How OSHA’s New Injury Tracking Application Could Impact Your Business
By Mike Salazar —
Attention, employers! As of August 1st, OSHA is ready to receive electronic reports of your OSHA logs of injury and illness, with the new final deadline being December 1st of this year.
Employers who have 250+ employees in any one physical location/establishment that are currently required to keep OSHA injury and illness records and employers in certain industries with 20–249 employees in an establishment will now need to post their completed 2016 300A summary by December 1, 2017.
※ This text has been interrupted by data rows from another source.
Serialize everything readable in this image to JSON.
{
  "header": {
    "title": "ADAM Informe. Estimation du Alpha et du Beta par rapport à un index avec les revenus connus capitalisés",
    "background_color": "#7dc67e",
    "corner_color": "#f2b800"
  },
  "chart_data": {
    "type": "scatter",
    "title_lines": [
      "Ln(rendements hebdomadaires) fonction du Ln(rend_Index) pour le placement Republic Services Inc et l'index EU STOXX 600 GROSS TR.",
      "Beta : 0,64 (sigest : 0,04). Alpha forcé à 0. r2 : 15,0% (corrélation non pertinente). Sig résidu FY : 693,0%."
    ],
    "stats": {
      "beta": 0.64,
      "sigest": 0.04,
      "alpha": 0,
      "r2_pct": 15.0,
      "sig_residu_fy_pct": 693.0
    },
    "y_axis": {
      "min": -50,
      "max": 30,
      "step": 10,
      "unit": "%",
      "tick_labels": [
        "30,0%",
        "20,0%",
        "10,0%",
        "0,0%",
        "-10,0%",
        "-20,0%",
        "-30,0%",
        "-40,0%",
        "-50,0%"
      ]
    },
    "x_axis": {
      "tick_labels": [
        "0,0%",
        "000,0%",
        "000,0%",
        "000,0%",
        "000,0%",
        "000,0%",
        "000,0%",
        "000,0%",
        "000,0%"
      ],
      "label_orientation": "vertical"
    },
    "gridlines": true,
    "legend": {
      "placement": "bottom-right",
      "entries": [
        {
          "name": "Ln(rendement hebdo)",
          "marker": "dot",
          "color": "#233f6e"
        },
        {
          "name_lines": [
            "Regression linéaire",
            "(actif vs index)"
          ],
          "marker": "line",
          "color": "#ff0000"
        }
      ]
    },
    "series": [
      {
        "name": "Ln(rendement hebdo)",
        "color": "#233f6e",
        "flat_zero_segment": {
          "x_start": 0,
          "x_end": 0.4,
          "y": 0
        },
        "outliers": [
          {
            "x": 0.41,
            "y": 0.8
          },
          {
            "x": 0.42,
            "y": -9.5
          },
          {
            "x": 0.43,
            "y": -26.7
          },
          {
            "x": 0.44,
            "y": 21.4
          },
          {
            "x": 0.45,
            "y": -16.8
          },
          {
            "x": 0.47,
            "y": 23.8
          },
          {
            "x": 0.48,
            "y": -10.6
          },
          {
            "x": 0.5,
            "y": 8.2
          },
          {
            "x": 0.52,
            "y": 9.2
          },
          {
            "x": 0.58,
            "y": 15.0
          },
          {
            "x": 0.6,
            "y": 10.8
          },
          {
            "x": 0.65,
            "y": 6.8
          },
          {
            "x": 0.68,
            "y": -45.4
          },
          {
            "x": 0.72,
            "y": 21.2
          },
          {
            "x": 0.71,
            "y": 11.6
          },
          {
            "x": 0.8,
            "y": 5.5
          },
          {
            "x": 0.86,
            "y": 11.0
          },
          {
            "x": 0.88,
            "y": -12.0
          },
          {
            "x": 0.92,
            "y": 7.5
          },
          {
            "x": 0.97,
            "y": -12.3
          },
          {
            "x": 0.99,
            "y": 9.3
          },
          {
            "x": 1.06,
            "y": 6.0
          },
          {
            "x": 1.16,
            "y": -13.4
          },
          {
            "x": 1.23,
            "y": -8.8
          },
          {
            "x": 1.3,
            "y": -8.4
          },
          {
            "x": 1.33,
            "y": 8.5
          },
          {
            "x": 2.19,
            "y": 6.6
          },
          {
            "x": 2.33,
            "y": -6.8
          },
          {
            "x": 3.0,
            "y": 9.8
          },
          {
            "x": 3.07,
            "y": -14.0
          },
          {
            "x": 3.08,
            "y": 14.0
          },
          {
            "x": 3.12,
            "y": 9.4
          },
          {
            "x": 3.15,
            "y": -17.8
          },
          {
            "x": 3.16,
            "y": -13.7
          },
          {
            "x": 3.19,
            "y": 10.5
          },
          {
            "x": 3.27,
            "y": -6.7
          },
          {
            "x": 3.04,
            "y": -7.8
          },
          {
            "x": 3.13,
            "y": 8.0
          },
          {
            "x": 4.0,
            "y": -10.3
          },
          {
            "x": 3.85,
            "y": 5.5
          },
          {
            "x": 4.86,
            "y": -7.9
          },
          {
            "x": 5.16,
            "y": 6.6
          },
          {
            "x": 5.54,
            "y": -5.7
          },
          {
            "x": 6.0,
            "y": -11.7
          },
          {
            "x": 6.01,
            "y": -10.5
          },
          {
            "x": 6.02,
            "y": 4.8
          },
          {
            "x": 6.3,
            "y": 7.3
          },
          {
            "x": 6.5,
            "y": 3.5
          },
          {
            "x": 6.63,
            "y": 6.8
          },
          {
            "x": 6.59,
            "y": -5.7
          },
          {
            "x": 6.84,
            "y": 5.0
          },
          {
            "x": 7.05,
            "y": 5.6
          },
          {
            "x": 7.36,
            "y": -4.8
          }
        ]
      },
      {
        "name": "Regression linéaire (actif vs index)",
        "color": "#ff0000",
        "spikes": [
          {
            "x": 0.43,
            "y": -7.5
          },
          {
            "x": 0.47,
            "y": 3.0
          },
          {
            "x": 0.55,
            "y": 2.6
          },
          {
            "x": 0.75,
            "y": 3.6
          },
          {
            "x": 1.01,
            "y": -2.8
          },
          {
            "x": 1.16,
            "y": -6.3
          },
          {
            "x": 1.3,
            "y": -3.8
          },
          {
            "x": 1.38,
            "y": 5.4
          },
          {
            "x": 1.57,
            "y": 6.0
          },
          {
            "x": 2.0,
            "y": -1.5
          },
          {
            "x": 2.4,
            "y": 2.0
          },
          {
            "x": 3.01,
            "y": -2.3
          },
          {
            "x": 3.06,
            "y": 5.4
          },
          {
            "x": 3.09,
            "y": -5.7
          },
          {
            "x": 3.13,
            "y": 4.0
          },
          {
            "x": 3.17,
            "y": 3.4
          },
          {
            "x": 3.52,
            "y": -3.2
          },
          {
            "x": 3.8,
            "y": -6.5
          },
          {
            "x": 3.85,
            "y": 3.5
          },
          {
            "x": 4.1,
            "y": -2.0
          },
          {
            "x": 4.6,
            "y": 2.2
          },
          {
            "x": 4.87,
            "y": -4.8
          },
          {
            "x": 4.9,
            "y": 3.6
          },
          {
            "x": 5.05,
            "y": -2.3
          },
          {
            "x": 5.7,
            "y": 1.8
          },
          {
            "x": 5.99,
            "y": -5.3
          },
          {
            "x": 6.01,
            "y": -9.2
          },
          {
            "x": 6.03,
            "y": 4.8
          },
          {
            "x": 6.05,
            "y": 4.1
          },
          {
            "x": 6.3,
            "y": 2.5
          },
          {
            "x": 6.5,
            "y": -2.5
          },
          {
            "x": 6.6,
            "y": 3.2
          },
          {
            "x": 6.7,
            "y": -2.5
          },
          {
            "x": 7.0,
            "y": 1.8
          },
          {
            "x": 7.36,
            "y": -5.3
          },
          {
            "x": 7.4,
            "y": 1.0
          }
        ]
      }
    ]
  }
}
OSHA announced a two-year phase in time frame for all three forms (300A, 300 and 301) for covered establishments with 250+ employees. All three completed 2017 forms for must be posted by July 1, 2018 and by March 2 of each year thereafter.
Employers in certain industries with 20-249 employees in any one physical location/ establishment must post their 300A summary only by the new deadlines of July 1, 2018 and March 2 of each year thereafter.
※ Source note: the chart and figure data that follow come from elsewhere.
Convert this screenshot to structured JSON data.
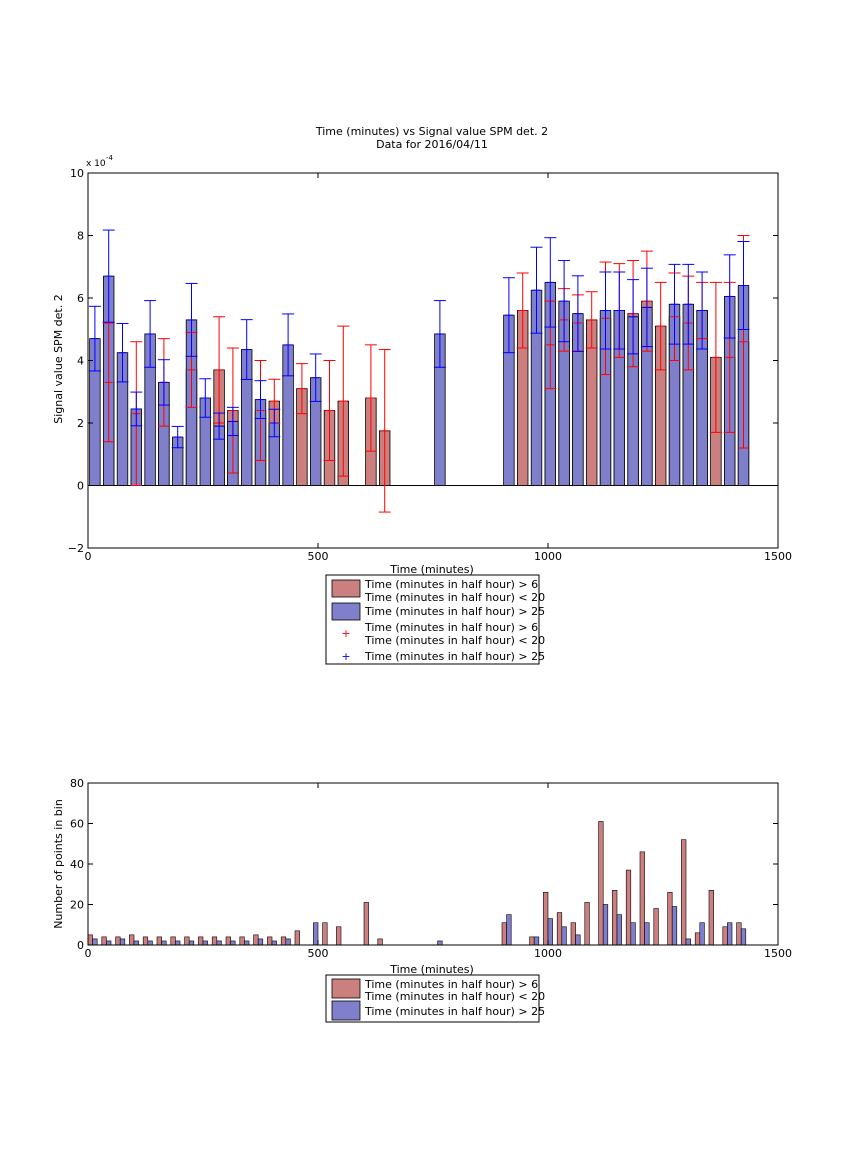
{
  "colors": {
    "red_fill": "#cc7f7f",
    "blue_fill": "#7f7fcc",
    "red_err": "#ff0000",
    "blue_err": "#0000ff"
  },
  "legend_items": {
    "red_bar": "Time (minutes in half hour) > 6",
    "mid_line": "Time (minutes in half hour) < 20",
    "blue_bar": "Time (minutes in half hour) > 25"
  },
  "chart_data": [
    {
      "type": "bar",
      "title": "Time (minutes) vs Signal value SPM det. 2",
      "subtitle": "Data for 2016/04/11",
      "xlabel": "Time (minutes)",
      "ylabel": "Signal value SPM det. 2",
      "exponent_label": "x 10",
      "exponent_power": "-4",
      "xlim": [
        0,
        1500
      ],
      "ylim": [
        -2,
        10
      ],
      "xticks": [
        "0",
        "500",
        "1000",
        "1500"
      ],
      "yticks": [
        "−2",
        "0",
        "2",
        "4",
        "6",
        "8",
        "10"
      ],
      "bar_width": 25,
      "series": [
        {
          "name": "Time (minutes in half hour) > 6",
          "color": "#cc7f7f",
          "x": [
            45,
            105,
            165,
            225,
            285,
            315,
            375,
            405,
            465,
            525,
            555,
            615,
            645,
            945,
            1005,
            1035,
            1065,
            1095,
            1125,
            1155,
            1185,
            1215,
            1245,
            1275,
            1305,
            1335,
            1365,
            1395,
            1425
          ],
          "values": [
            3.3,
            2.3,
            3.3,
            3.7,
            3.7,
            2.4,
            2.4,
            2.7,
            3.1,
            2.4,
            2.7,
            2.8,
            1.75,
            5.6,
            4.5,
            5.3,
            5.2,
            5.3,
            5.35,
            5.6,
            5.5,
            5.9,
            5.1,
            5.4,
            5.2,
            5.6,
            4.1,
            4.1,
            4.6
          ],
          "err": [
            1.9,
            2.3,
            1.4,
            1.2,
            1.7,
            2.0,
            1.6,
            0.7,
            0.8,
            1.6,
            2.4,
            1.7,
            2.6,
            1.2,
            1.4,
            1.0,
            0.9,
            0.9,
            1.8,
            1.5,
            1.7,
            1.6,
            1.4,
            1.4,
            1.5,
            0.9,
            2.4,
            2.4,
            3.4
          ]
        },
        {
          "name": "Time (minutes in half hour) > 25",
          "color": "#7f7fcc",
          "x": [
            15,
            45,
            75,
            105,
            135,
            165,
            195,
            225,
            255,
            285,
            315,
            345,
            375,
            405,
            435,
            495,
            765,
            915,
            975,
            1005,
            1035,
            1065,
            1125,
            1155,
            1185,
            1215,
            1275,
            1305,
            1335,
            1395,
            1425
          ],
          "values": [
            4.7,
            6.7,
            4.25,
            2.45,
            4.85,
            3.3,
            1.55,
            5.3,
            2.8,
            1.9,
            2.05,
            4.35,
            2.75,
            2.0,
            4.5,
            3.45,
            4.85,
            5.45,
            6.25,
            6.5,
            5.9,
            5.5,
            5.6,
            5.6,
            5.4,
            5.7,
            5.8,
            5.8,
            5.6,
            6.05,
            6.4
          ]
        }
      ]
    },
    {
      "type": "bar",
      "xlabel": "Time (minutes)",
      "ylabel": "Number of points in bin",
      "xlim": [
        0,
        1500
      ],
      "ylim": [
        0,
        80
      ],
      "xticks": [
        "0",
        "500",
        "1000",
        "1500"
      ],
      "yticks": [
        "0",
        "20",
        "40",
        "60",
        "80"
      ],
      "bar_width": 10,
      "series": [
        {
          "name": "Time (minutes in half hour) > 6",
          "color": "#cc7f7f",
          "x": [
            5,
            35,
            65,
            95,
            125,
            155,
            185,
            215,
            245,
            275,
            305,
            335,
            365,
            395,
            425,
            455,
            515,
            545,
            605,
            635,
            905,
            965,
            995,
            1025,
            1055,
            1085,
            1115,
            1145,
            1175,
            1205,
            1235,
            1265,
            1295,
            1325,
            1355,
            1385,
            1415
          ],
          "values": [
            5,
            4,
            4,
            5,
            4,
            4,
            4,
            4,
            4,
            4,
            4,
            4,
            5,
            4,
            4,
            7,
            11,
            9,
            21,
            3,
            11,
            4,
            26,
            16,
            11,
            21,
            61,
            27,
            37,
            46,
            18,
            26,
            52,
            6,
            27,
            9,
            11
          ]
        },
        {
          "name": "Time (minutes in half hour) > 25",
          "color": "#7f7fcc",
          "x": [
            15,
            45,
            75,
            105,
            135,
            165,
            195,
            225,
            255,
            285,
            315,
            345,
            375,
            405,
            435,
            495,
            765,
            915,
            975,
            1005,
            1035,
            1065,
            1125,
            1155,
            1185,
            1215,
            1275,
            1305,
            1335,
            1395,
            1425
          ],
          "values": [
            3,
            2,
            3,
            2,
            2,
            2,
            2,
            2,
            2,
            2,
            2,
            2,
            3,
            2,
            3,
            11,
            2,
            15,
            4,
            13,
            9,
            5,
            20,
            15,
            11,
            11,
            19,
            3,
            11,
            11,
            8
          ]
        }
      ]
    }
  ]
}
These new posting requirements were passed during the Obama administration and are only now going into effect. Prior to the new rules, the Bureau of Labor Statistics would survey random companies to arrive at benchmark figures by industry and demographics. Unfortunately, the BLS and OSHA are not yet in sync and employers receiving the survey from the BLS are still required to report to them as well. OSHA and the BLS are working together to eliminate the double reporting for select employers. As of this writing the time frame to eliminate double reporting has not been announced.
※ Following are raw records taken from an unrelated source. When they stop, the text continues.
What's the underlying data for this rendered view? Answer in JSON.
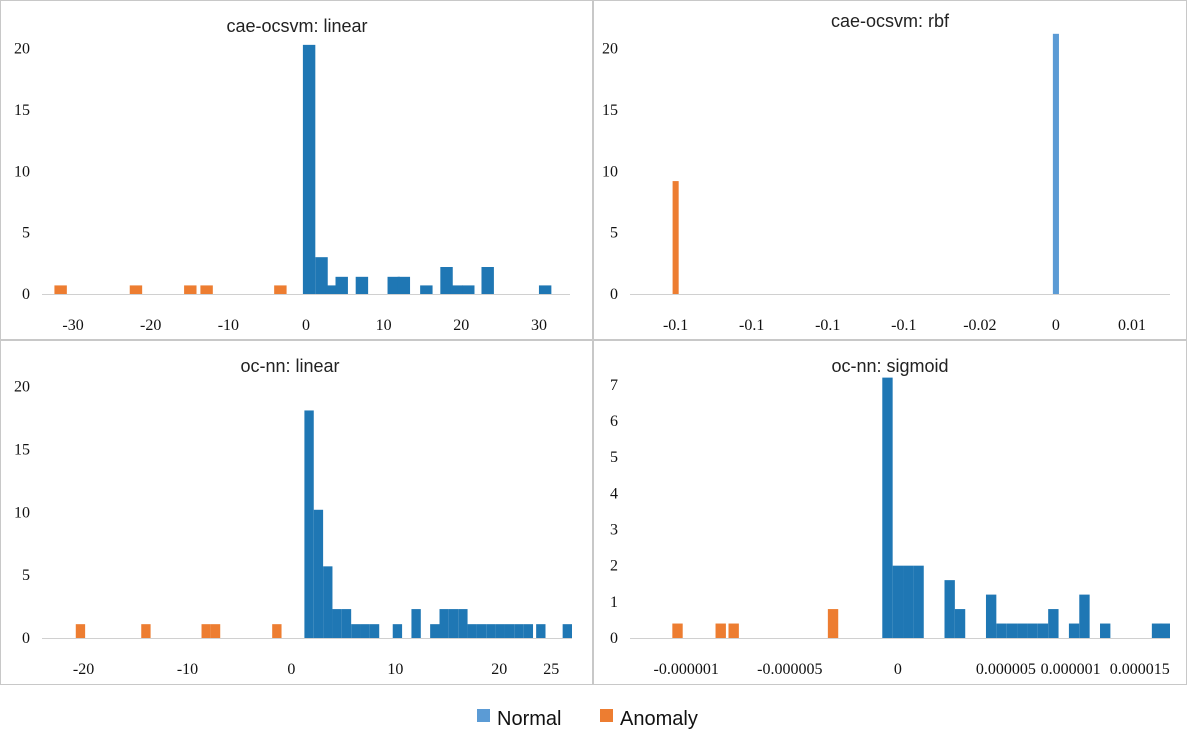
{
  "colors": {
    "normal": "#1f77b4",
    "normal_light": "#5b9bd5",
    "anomaly": "#ed7d31"
  },
  "legend": {
    "placement": "bottom-center",
    "items": [
      {
        "label": "Normal",
        "color": "#5b9bd5"
      },
      {
        "label": "Anomaly",
        "color": "#ed7d31"
      }
    ]
  },
  "chart_data": [
    {
      "type": "bar",
      "title": "cae-ocsvm: linear",
      "xlabel": "",
      "ylabel": "",
      "xlim": [
        -34,
        34
      ],
      "ylim": [
        0,
        22
      ],
      "yticks": [
        0,
        5,
        10,
        15,
        20
      ],
      "xticks": [
        {
          "value": -30,
          "label": "-30"
        },
        {
          "value": -20,
          "label": "-20"
        },
        {
          "value": -10,
          "label": "-10"
        },
        {
          "value": 0,
          "label": "0"
        },
        {
          "value": 10,
          "label": "10"
        },
        {
          "value": 20,
          "label": "20"
        },
        {
          "value": 30,
          "label": "30"
        }
      ],
      "bin_width": 1.6,
      "grid": false,
      "series": [
        {
          "kind": "normal",
          "bins": [
            {
              "x": 0.4,
              "y": 20.3
            },
            {
              "x": 2.0,
              "y": 3.0
            },
            {
              "x": 3.3,
              "y": 0.7
            },
            {
              "x": 4.6,
              "y": 1.4
            },
            {
              "x": 7.2,
              "y": 1.4
            },
            {
              "x": 11.3,
              "y": 1.4
            },
            {
              "x": 12.6,
              "y": 1.4
            },
            {
              "x": 15.5,
              "y": 0.7
            },
            {
              "x": 18.1,
              "y": 2.2
            },
            {
              "x": 19.4,
              "y": 0.7
            },
            {
              "x": 20.9,
              "y": 0.7
            },
            {
              "x": 23.4,
              "y": 2.2
            },
            {
              "x": 30.8,
              "y": 0.7
            }
          ]
        },
        {
          "kind": "anomaly",
          "bins": [
            {
              "x": -31.6,
              "y": 0.7
            },
            {
              "x": -21.9,
              "y": 0.7
            },
            {
              "x": -14.9,
              "y": 0.7
            },
            {
              "x": -12.8,
              "y": 0.7
            },
            {
              "x": -3.3,
              "y": 0.7
            }
          ]
        }
      ]
    },
    {
      "type": "bar",
      "title": "cae-ocsvm: rbf",
      "xlabel": "",
      "ylabel": "",
      "xlim": [
        -0.6,
        6.5
      ],
      "ylim": [
        0,
        22
      ],
      "yticks": [
        0,
        5,
        10,
        15,
        20
      ],
      "xticks": [
        {
          "value": 0,
          "label": "-0.1"
        },
        {
          "value": 1,
          "label": "-0.1"
        },
        {
          "value": 2,
          "label": "-0.1"
        },
        {
          "value": 3,
          "label": "-0.1"
        },
        {
          "value": 4,
          "label": "-0.02"
        },
        {
          "value": 5,
          "label": "0"
        },
        {
          "value": 6,
          "label": "0.01"
        }
      ],
      "bin_width": 0.08,
      "grid": false,
      "series": [
        {
          "kind": "normal_light",
          "bins": [
            {
              "x": 5.0,
              "y": 21.2
            }
          ]
        },
        {
          "kind": "anomaly",
          "bins": [
            {
              "x": 0.0,
              "y": 9.2
            }
          ]
        }
      ]
    },
    {
      "type": "bar",
      "title": "oc-nn: linear",
      "xlabel": "",
      "ylabel": "",
      "xlim": [
        -24,
        27
      ],
      "ylim": [
        0,
        21
      ],
      "yticks": [
        0,
        5,
        10,
        15,
        20
      ],
      "xticks": [
        {
          "value": -20,
          "label": "-20"
        },
        {
          "value": -10,
          "label": "-10"
        },
        {
          "value": 0,
          "label": "0"
        },
        {
          "value": 10,
          "label": "10"
        },
        {
          "value": 20,
          "label": "20"
        },
        {
          "value": 25,
          "label": "25"
        }
      ],
      "bin_width": 0.9,
      "grid": false,
      "series": [
        {
          "kind": "normal",
          "bins": [
            {
              "x": 1.7,
              "y": 18.1
            },
            {
              "x": 2.6,
              "y": 10.2
            },
            {
              "x": 3.5,
              "y": 5.7
            },
            {
              "x": 4.4,
              "y": 2.3
            },
            {
              "x": 5.3,
              "y": 2.3
            },
            {
              "x": 6.2,
              "y": 1.1
            },
            {
              "x": 7.1,
              "y": 1.1
            },
            {
              "x": 8.0,
              "y": 1.1
            },
            {
              "x": 10.2,
              "y": 1.1
            },
            {
              "x": 12.0,
              "y": 2.3
            },
            {
              "x": 13.8,
              "y": 1.1
            },
            {
              "x": 14.7,
              "y": 2.3
            },
            {
              "x": 15.6,
              "y": 2.3
            },
            {
              "x": 16.5,
              "y": 2.3
            },
            {
              "x": 17.4,
              "y": 1.1
            },
            {
              "x": 18.3,
              "y": 1.1
            },
            {
              "x": 19.2,
              "y": 1.1
            },
            {
              "x": 20.1,
              "y": 1.1
            },
            {
              "x": 21.0,
              "y": 1.1
            },
            {
              "x": 21.9,
              "y": 1.1
            },
            {
              "x": 22.8,
              "y": 1.1
            },
            {
              "x": 24.0,
              "y": 1.1
            },
            {
              "x": 27.1,
              "y": 1.1
            }
          ]
        },
        {
          "kind": "anomaly",
          "bins": [
            {
              "x": -20.3,
              "y": 1.1
            },
            {
              "x": -14.0,
              "y": 1.1
            },
            {
              "x": -8.2,
              "y": 1.1
            },
            {
              "x": -7.3,
              "y": 1.1
            },
            {
              "x": -1.4,
              "y": 1.1
            }
          ]
        }
      ]
    },
    {
      "type": "bar",
      "title": "oc-nn: sigmoid",
      "xlabel": "",
      "ylabel": "",
      "xlim": [
        -3.1,
        3.15
      ],
      "ylim": [
        0,
        7.3
      ],
      "yticks": [
        0,
        1,
        2,
        3,
        4,
        5,
        6,
        7
      ],
      "xticks": [
        {
          "value": -2.45,
          "label": "-0.000001"
        },
        {
          "value": -1.25,
          "label": "-0.000005"
        },
        {
          "value": 0,
          "label": "0"
        },
        {
          "value": 1.25,
          "label": "0.000005"
        },
        {
          "value": 2.0,
          "label": "0.000001"
        },
        {
          "value": 2.8,
          "label": "0.000015"
        }
      ],
      "bin_width": 0.12,
      "grid": false,
      "series": [
        {
          "kind": "normal",
          "bins": [
            {
              "x": -0.12,
              "y": 7.2
            },
            {
              "x": 0.0,
              "y": 2.0
            },
            {
              "x": 0.12,
              "y": 2.0
            },
            {
              "x": 0.24,
              "y": 2.0
            },
            {
              "x": 0.6,
              "y": 1.6
            },
            {
              "x": 0.72,
              "y": 0.8
            },
            {
              "x": 1.08,
              "y": 1.2
            },
            {
              "x": 1.2,
              "y": 0.4
            },
            {
              "x": 1.32,
              "y": 0.4
            },
            {
              "x": 1.44,
              "y": 0.4
            },
            {
              "x": 1.56,
              "y": 0.4
            },
            {
              "x": 1.68,
              "y": 0.4
            },
            {
              "x": 1.8,
              "y": 0.8
            },
            {
              "x": 2.04,
              "y": 0.4
            },
            {
              "x": 2.16,
              "y": 1.2
            },
            {
              "x": 2.4,
              "y": 0.4
            },
            {
              "x": 3.0,
              "y": 0.4
            },
            {
              "x": 3.27,
              "y": 0.4
            }
          ]
        },
        {
          "kind": "anomaly",
          "bins": [
            {
              "x": -2.55,
              "y": 0.4
            },
            {
              "x": -2.05,
              "y": 0.4
            },
            {
              "x": -1.9,
              "y": 0.4
            },
            {
              "x": -0.75,
              "y": 0.8
            }
          ]
        }
      ]
    }
  ]
}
Why the change? Based on the final rule, OSHA believes that electronic submission of this data will allow them to improve their ability to identify, target, and remove safety and health hazards to ultimately prevent workplace injuries and more.
The final rule doesn’t add or change an employer’s obligation to complete, retain, and certify injury and illness records. It’s just that there will now be two big differences:
- The records will be publicly available.
- The records must be submitted electronically and may not be submitted on paper.
The fact that your Illness & accident data will be “going public” has the potential to impact your business in three primary ways:
- Sales — It can affect sales because customers and potential customers will be able to easily review your employee injury and illness rates and those of your competitors. Customers may interpret high rates as an indication of poor service and delivery, or substandard product. Low rates could have the opposite impact.
- Staffing — The new rule can affect your ability to hire and retain staff because employees and applicants can easily review your incident rates and those of your competitors. Employees may prefer to work for “safer” employers.
- Insurance — The rule can affect your insurance cost for Workers Compensation because Underwriters may choose to quote your business based on the posted injury and illness rates. If fewer Underwriters opt to quote, your insurance cost will likely increase due to the reduced competition for your insurance business. and the reverse is also true. Conversely, employers with better rates may see in an increase in competition, driving down cost.
My advice to employers? Beware – and be accurate. Now more than ever it’s important to focus on safety to keep your OSHA rates low. Understand the rules of reporting and don’t under-report or over-report. You can review the reporting rules in regulation 29 CFR, Part 1904.